From my experience then, I can derive other questions like "Why are you marrying X in the first place?" and "Would you be just as happy marrying someone else?" and "Are you still in a process of discernment?" and "Would postponing the wedding make you feel frantic or relieved?"
It could be that your engaged friends just feel like talking--discerning out loud--and are not actually hanging onto your opinion. If they have serious doubts, why they are talking to a peer instead of to an older married couple, a priest or their intended is a mystery to me. Of course, it could be that they are terrified of what X might do if the wedding were called off, so you might want to ask "Are you afraid to discuss this with X? If so, why?"
And now, questions for you: Why do you feel at all responsible for the marriage decisions of your friends? What do you enjoy about it? What don't you enjoy about it? How would it feel to say, "Goodness, I couldn't possibly advise you on something so important! Have you thought about talking to [your mother, your fiance, your priest] about this?"
That said, I once talked a very good friend out of getting married "just to get it over with" and an even better friend out of marrying the twice- (now thrice-) divorced headcase she had had a baby with.

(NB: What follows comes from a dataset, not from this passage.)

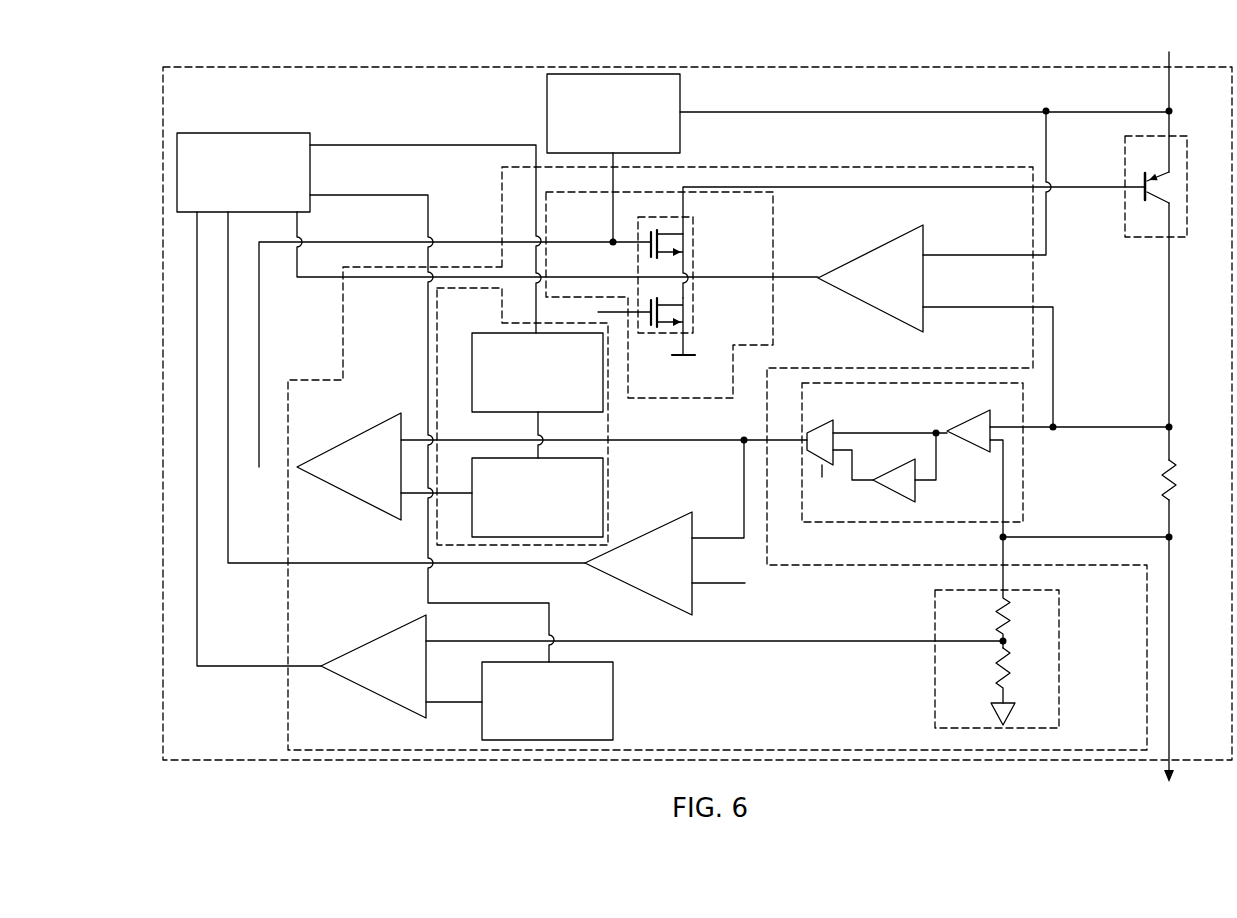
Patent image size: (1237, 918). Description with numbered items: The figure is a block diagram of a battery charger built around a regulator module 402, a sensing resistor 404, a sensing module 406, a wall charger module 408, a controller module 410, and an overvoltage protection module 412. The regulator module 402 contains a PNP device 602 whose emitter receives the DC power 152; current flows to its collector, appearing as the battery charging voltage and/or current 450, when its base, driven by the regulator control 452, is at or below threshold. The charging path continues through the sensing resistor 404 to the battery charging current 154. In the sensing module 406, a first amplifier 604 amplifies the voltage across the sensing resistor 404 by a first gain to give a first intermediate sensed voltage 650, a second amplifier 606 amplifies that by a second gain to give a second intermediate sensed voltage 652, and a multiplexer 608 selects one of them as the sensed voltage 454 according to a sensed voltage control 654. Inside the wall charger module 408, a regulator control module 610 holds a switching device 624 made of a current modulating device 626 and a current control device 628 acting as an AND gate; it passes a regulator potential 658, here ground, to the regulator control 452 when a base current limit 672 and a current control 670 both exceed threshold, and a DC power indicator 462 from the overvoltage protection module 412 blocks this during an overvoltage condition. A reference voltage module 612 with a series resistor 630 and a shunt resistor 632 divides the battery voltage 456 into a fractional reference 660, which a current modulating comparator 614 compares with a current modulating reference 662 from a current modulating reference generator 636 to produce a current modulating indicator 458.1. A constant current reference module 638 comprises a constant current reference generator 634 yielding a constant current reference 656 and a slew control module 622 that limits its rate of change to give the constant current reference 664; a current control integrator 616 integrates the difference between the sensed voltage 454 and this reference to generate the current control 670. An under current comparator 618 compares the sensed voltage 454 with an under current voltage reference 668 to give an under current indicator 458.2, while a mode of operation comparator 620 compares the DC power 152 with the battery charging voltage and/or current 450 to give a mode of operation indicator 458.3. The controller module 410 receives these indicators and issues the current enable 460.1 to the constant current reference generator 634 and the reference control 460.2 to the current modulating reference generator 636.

I did this by asking them questions that helped them come to their own answers, and I have never regretted this.
In the very rare (I hope) situation in which you feel absolutely certain an intimate friend or family member is making a terrible mistake, you can write to the priest officiating the wedding to say so, giving your reasons. He will put the letter in a file, and if the marriage goes ahead but turns out to be no marriage at all, your letter could help to free your friend or relation from a sad situation.